Featured Poet: John Grey
Good morning! Today is another Feature Friday and, marks the first submission from someone I wasn’t overly familiar with. I have seen his name appear across several platforms and enjoy the work I’ve read.
It’s also rather exciting, to receive work from someone unfamiliar. John has appeared across multiple websites and has a few books published, I’ll have the link to his latest work at the bottom. In the meantime, here are five poems by him.
DRAFT HORSES
Two draft horses pull the plow across the field.
I know it's history recreated for the amusement
of our education.
Any real field would go under the tractor.
There'd be no two behemoths harnessed
to clunking, ancient machinery,
no farmer gripping tight to rope and chain,
grinding out the old growth,
prepping the land for seed.
But how it used to be tops how it is.
Dull hooves stomp the earth relentlessly.
Nostrils dine on their own sweat.
Heavy brown vein-striped heads,
trunk-like legs,
strain against ground's high rocky tension,
sway the bellies free.
"Don't worry," says a guide in period costume.
"On the hour, Gus and Diamond are unhooked,
toweled down, left to rest and nibble in a grassy meadow."

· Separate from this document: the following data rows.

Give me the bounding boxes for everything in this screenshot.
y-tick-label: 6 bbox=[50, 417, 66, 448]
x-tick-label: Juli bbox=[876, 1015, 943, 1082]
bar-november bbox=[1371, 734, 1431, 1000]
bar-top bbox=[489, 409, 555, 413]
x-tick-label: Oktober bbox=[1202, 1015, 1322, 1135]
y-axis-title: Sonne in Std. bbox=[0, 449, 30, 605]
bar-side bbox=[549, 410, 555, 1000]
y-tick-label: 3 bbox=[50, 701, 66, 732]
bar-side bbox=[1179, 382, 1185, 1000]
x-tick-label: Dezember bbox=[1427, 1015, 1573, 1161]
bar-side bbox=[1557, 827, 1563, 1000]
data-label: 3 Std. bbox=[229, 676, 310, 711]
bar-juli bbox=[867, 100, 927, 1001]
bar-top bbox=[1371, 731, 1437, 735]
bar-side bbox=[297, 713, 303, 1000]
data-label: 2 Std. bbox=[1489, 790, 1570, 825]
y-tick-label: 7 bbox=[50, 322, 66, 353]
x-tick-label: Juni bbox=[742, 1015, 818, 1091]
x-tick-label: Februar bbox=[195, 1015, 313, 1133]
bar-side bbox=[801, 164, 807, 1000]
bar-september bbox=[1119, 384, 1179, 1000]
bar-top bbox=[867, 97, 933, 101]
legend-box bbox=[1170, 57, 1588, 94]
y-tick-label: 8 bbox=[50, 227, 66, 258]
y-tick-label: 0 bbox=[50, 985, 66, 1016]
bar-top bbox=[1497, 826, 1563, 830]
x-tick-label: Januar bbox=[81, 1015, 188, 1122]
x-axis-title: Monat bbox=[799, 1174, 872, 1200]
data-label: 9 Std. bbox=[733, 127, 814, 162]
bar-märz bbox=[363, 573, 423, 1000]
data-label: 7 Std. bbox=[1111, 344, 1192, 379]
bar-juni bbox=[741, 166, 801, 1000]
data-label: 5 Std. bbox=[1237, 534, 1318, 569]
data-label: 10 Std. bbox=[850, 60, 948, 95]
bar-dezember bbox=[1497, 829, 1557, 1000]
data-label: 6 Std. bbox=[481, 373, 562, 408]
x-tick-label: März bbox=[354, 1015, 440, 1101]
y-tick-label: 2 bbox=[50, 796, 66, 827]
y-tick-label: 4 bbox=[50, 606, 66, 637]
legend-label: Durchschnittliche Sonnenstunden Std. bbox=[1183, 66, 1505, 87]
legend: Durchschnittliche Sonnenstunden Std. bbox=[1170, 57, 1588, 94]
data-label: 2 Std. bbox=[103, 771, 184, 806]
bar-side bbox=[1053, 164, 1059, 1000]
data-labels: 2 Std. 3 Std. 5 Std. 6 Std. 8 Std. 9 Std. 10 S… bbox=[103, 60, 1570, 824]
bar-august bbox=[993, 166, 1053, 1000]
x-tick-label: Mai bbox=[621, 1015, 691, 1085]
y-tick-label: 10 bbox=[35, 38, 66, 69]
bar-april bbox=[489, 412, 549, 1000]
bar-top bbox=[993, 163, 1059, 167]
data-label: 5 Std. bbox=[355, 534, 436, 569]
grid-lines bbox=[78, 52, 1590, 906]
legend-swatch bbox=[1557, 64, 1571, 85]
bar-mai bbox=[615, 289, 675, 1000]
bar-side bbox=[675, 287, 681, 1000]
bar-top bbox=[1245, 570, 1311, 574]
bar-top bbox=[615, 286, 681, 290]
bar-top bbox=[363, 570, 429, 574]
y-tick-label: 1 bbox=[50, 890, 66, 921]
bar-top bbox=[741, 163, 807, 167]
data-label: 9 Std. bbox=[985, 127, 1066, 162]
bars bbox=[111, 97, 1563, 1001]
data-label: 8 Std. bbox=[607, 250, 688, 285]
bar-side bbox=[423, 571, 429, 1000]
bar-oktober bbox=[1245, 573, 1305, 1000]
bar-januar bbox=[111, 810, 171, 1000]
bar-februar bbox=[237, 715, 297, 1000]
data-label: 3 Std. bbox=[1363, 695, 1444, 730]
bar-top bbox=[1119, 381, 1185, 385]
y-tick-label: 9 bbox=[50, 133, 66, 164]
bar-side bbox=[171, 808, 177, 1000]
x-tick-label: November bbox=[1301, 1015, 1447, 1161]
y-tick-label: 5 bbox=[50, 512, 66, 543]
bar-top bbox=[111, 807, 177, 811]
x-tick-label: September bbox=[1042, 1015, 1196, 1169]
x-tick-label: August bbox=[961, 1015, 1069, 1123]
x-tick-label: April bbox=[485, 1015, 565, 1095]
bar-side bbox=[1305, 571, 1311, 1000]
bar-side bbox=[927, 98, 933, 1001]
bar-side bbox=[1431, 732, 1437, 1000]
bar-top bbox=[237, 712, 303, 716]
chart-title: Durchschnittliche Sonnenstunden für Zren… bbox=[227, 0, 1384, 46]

They'll be back at work tomorrow.
Poor creatures.
They thought they had the future off.
RHONDA’S SEIZURE
Rhonda has a seizure right
there in the classroom,
dropping to the floor,
writhing like a fish on land.
The children panic.
Some scream.
Even the boys cry.
The teacher rushes to her aid,
prays the poor girl
doesn’t bite her tongue.
Rhonda’s venture into
synchronous neuronal activity
is over almost as soon as it began.
She likens it to being stuck
in an elevator
with the lights out
and a bell ringing somewhere.
But then the door opens
and she steps quietly out
into a gathering of familiar faces.
The elevator closes behind her.
LIFE RONDO
Crows caw open the dawn.
Moonlight's doubts
give way to sun's pity.
She rocks the child in her arms
to dampen its cries.
Her husband's dressing for
another day of wearing
out the pavement.
At twilight,
it's the turn of the bats.
They soar, they swoop,
they bite their way through fruit flesh,
flapping and noshing,
embellished by
their vampire connotations.
The baby sucks at her teat.
No blood but not much milk either.
And no job
according to the worn soles
of her husband's shoes.
Evening features an owl, a wolf,
a hoot or a howl
according to the state of hunger.
She puts the child aside,
makes soup from food scraps.
He slumps across the table,
weary as hell,
wearied by hell.
Late night,
baby asleep already…
for a few hours at least.
Wildlife retreats.
She curls up in the bed
beside him,
cries a little.
He assures her tomorrow
will be better.
Yes tomorrow...
and those damnable crows
TLINGIT FROM AFAR
Your siblings are
drawn to the ebbing tide,
and mud banks,
where clams like dead stars
poke out of brown sky.
From afar,
you cannot recognize
yourself in them.
From afar,
their sun-warped skinny shapes
have nothing to do
with your inheritance.
They are gatherers.
You are a child.
They wallow in muck.
They creep like slugs.
You’re far from wanting in.
HANDS AND THORN
Everything is moving away
despite her outstretched hands.
What was near is now distance.
Pain takes its place,
even when she bends down in her garden.
Between youth and now,
the planet has darkened.
And there’s been more laundry
than company.
Her husband is in the earth.
For all its beauty,
the tulip cannot take his place.
Her children have moved on from family.
They call from time to time,
but when the conversation ends,
they put the receiver down
like pulling a switch.
And there go her hands again,
reaching out to the roses this time,
cutting her finger on a thorn.
Sharp edges and drops of blood –
these are her people now.
John Grey is an Australian poet, US resident, recently published in New World Writing, North Dakota Quarterly and Lost Pilots. Latest books, ”Between Two Fires”, “Covert” and “Memory Outside The Head” are available through Amazon. Work upcoming in California Quarterly, Birmingham Arts Journal, La Presa and Shot Glass Journal.